Broker Check

Will Taxes Eat Up Your Extra REtirement INcome?

Case Study

        

Written by Alex Seleznev, MBA, CFP®, CFA | May 7, 2025


This is a common question I get from our clients who are in partial retirement and continue to work for different financial and personal reasons. Purely mathematically speaking, you are always better off working because the government, luckily, will not take all of your income.

But the actual tax impact or the limited ability to implement other important planning strategies can surprise you as our clients learned in this case. I’m keeping everything in this case study identical to the actual circumstances. I will just change the names to preserve this couple’s confidentiality.

 

A bit of background before we get started.

  • The wife, Roberta, fully retired a few years ago and has no plans to rejoin the workforce.
  • The husband, John, owns a small professional practice and continues to work, earning roughly $65,000/year in business income.
  • Both spouses have reached their 73rd birthday which means they are required to take sizable Required Minimum Distributions (RMDs) from their retirement accounts.

 

In one of our regular planning meetings, Roberta inquired if it makes sense for John to continue working given the tax impacts on his earned income. To address this question, we had to schedule a separate meeting and run multiple tax projections to analyze the outcome of different decisions.

Here are the results.

In their specific situation, the government takes a whopping 42% of John’s income (!). The taxes will be paid at 24% federal and 9% Maryland tax rates. Plus, as a self-employed business owner, John pays 15.3% in FICA taxes which include Medicare and Social Security taxes. To reiterate the point, once adjusted for various deductions, John pays 42 cents on each dollar of his business income.

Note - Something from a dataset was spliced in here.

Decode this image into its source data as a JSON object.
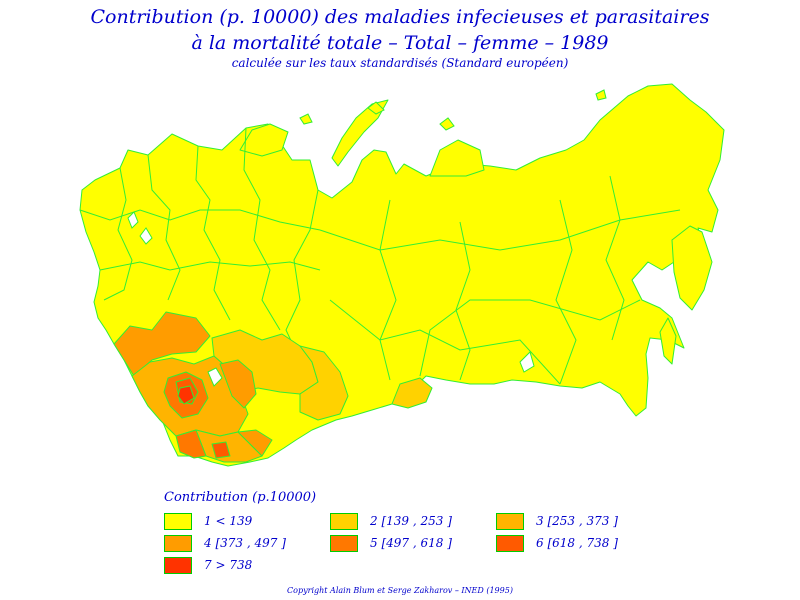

But it doesn’t stop there. Increasing your income may result in higher Medicare premiums for both spouses.

In Roberta and John’s case, going into the next bracket for Medicare premiums would result in an increase in premium from $481 to $591 per person. In total, this would be an additional “tax” of $2,604/year for both of them in additional Medicare premiums.

 

Are there any other impacts?

Absolutely. As part of the planning process, we discussed the idea of multi-year Roth conversions. This strategy can be incredibly beneficial in the long run to clients with larger retirement accounts. Roth conversions offer tax-free growth and can often lead to more tax-efficient asset transfer to the next generation. (I will explain how it works in a separate newsletter.)

The problem with Roth conversions is the tax you pay is directly related to your income. So if your income is higher, you are able to convert a lower amount and stay in the same (i.e. lower) tax bracket.

For Roberta and John, given their sizable RMDs, we estimated hey can convert no more than $30,000 and stay in the same federal tax bracket (24%). The conversion amount in the same tax bracket would triple to $90,000 if John decides to stop working.

 

So what has John decided to do?

At least for now, John has decided to continue working as he feels passionate and actually enjoys his work. I’m perfectly fine with this decision because our clients have a clear understanding of the tax and other costs of one of them staying employed.

But if you are in partial retirement, do you understand the financial and other costs of continuing to work?